そして涙を一杯に浮かべた瞳を上げると、アイザックを睨みつける。
「何故です!? アイザック将軍!! ・・・どうしてマスターを!!!」
んー・・・、とアイザックが頭をかいた。
「いやぁ、君のマスターにももう少し先見の明ってものがあればね。僕もここまではしなくて済んだんだけどね」
そして視線を窓の外へ向けるアイザック。
「この国はね。もう終わりなんだよ。例えここで足掻いてみたって一時的な延命にしかならない。破滅の未来は食い止め様がないんだよ。この国がずっと頑なに守り続けてきたもの・・・・歴史と伝統、人間種族至上主義・・・そういったものが全て枷となって僕らは暗く冷たい冬の沼に沈んでいくしかない」
そしてアイザックは視線をアシェルへと戻した。
「悪いけど僕はそこまで付き合うつもりはないんだ。もう少し賢く生きて行く事にするよ」
剣を振り上げて薄く笑う。
「あっちへ行っても良くマスターにお仕えしてくれよ。将軍も2人なら寂しくないだろうからね」

そしてその2時間後、指揮系統の混乱を突かれ、遂に帝都防衛部隊は最終防衛戦の突破を許した。
建国より数百年・・・一度も外敵に足を踏み入れさせる事の無かった帝城は遂にその廊下に賊の靴音が鳴り響く事を許したのだった。

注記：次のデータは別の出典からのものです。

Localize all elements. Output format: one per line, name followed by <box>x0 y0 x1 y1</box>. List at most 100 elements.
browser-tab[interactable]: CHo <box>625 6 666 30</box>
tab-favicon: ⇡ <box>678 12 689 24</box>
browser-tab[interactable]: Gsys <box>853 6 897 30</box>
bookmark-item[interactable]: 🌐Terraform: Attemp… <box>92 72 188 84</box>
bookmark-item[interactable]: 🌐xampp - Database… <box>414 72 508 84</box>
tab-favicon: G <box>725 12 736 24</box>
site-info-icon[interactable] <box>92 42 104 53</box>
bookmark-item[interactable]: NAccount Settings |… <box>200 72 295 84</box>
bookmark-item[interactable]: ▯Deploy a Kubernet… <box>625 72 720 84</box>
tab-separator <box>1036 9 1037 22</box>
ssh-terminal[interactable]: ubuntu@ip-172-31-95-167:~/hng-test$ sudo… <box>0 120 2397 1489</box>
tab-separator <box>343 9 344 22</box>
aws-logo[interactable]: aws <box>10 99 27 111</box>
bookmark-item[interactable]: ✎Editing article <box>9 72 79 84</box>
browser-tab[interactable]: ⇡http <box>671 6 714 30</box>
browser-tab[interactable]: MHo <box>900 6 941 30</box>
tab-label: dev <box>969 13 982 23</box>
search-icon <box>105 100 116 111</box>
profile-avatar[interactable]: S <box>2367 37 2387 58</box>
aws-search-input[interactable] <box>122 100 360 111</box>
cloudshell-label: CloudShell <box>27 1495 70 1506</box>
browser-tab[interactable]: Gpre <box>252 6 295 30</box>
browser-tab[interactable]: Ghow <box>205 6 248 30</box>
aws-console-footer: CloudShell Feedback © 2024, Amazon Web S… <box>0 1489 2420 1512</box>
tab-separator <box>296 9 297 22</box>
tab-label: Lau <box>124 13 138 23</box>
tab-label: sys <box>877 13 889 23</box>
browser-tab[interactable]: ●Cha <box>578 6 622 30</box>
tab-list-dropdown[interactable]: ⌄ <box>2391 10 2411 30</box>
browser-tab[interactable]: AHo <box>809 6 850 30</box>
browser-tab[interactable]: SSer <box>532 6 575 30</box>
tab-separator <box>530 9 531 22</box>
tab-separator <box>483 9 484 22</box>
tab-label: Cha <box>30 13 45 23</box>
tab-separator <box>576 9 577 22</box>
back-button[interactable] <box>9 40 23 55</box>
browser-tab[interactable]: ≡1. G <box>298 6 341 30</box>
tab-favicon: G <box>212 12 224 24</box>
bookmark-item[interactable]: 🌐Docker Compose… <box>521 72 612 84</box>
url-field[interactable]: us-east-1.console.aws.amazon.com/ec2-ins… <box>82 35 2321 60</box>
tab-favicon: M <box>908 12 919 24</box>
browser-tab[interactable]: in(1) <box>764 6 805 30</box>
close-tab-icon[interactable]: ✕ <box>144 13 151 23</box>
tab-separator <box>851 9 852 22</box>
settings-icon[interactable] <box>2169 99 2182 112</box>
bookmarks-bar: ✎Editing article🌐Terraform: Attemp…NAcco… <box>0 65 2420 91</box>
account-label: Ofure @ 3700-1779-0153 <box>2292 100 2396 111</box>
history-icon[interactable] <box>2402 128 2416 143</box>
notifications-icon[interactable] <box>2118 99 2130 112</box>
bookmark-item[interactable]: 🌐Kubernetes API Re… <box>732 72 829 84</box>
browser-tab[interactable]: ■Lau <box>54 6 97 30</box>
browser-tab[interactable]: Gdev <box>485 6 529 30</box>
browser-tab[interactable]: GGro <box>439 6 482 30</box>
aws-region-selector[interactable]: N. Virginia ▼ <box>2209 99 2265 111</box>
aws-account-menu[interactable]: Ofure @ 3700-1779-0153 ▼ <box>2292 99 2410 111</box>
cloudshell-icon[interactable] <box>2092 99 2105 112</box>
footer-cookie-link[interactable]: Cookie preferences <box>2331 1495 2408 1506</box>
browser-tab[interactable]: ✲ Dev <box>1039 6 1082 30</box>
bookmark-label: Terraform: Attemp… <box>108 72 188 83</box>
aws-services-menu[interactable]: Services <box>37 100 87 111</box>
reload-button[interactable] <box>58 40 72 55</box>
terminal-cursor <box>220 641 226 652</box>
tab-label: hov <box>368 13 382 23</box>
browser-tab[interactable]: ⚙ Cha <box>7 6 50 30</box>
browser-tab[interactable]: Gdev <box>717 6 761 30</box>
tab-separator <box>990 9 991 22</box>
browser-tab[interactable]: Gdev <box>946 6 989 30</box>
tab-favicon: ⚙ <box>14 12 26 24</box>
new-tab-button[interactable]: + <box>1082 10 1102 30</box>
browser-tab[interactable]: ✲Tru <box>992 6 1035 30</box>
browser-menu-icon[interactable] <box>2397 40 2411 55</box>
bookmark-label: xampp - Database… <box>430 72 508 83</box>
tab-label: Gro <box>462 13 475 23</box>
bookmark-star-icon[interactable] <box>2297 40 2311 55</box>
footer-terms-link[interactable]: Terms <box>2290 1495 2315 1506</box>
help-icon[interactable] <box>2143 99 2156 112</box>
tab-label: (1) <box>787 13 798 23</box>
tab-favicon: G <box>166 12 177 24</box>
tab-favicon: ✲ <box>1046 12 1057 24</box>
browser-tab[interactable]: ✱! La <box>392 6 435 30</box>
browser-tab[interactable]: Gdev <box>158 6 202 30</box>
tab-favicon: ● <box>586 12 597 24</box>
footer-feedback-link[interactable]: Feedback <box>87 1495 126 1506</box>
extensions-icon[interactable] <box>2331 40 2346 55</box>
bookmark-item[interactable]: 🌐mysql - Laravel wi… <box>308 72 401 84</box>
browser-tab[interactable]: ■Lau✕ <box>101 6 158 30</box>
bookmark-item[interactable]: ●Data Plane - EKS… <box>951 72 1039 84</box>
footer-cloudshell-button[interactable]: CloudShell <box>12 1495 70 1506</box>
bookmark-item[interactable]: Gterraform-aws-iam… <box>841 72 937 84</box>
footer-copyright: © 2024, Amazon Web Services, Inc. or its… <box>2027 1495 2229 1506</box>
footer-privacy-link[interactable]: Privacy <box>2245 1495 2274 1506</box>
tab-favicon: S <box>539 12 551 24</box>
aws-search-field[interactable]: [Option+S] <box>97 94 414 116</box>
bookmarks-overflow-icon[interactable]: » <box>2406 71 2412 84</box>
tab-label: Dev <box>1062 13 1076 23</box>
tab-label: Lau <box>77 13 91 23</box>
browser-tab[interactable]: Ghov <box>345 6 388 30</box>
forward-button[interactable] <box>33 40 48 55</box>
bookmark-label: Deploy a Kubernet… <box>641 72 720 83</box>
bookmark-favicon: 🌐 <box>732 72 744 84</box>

「おっせー・・・おそすぎるわ! どんだけ待たすんだよ人を。高々この程度の仕事でこの糸目!!!」
扉を蹴破るようにして入ってきた金髪の少女がいきなり悪態をつく。
「いやぁそうおっしゃられましても・・・。寝込み襲ったってそうそう討ち取れるようなお人じゃないんですから・・・。自然にグラスが手渡せるシチュエーションに持ち込むまでに僕がどれだけ苦労したか」
大げさに嘆くアイザック。
「はぁ・・・まあいいや舌先でお前とやりあうと疲れるわこの青狐。で、おーさまどこよ。皇帝陛下は」
アイザックが背後の豪奢な大扉を指す。元々彼は皇帝の私室の前で少女を待っていたのだ。
「・・・まいどー! たっきゅうびんでーす!!!!」
ガアン!!!!と乱暴に扉を蹴破る少女。
室内に入り少女がまず目にしたものは、天蓋つきの豪華なベッドと、その上で半身を起こして俯いている痩せた老人だった。
白いシーツには鮮血が散っている。
老人は喉を短刀で突いていた。既に息をしていない。
周りを、と見れば御付きのメイドや衛士たちも残らず自刃して果てている。
「・・・・死んじゃってんじゃんよ。うちの目が節穴で夕飯に食ったトマトピューレをゲロったってんじゃなきゃな」
「虜囚の身となるくらいならと、誇り高き死を選ばれたんでしょうねぇ。いやいや陛下らしい事です」
祈りのポーズを取るアイザック。
「どうすんのコレ。負けましたゴメンナサイ宣言してもらわなくちゃいけないってのによー」
「フレデリック殿下にそれはお願いする事にしましょう。帝國の第一帝位継承者です。この状況では彼がそうするのがよいかと」
すでに身柄は抑えてあります、と付け足すアイザック。
「あー、息子さんね。例の帝政反対主義者つー。まあ誰でもいいや、やってくれんなら。こっちゃもう次の仕事が差し迫ってんだ。こんなさみー国でいつまでものんびりしてらんねー」
そして思い出した様にアイザックを振り返る少女。
「そうだ。これ済んだらお前も一緒来いよ。どーせもうここにゃ居辛いだろ。このままうちは途中でちょっと『拾い物』してからシードラゴン島に向かうからよ」
その言葉を受けてアイザックが深々と頭を下げる。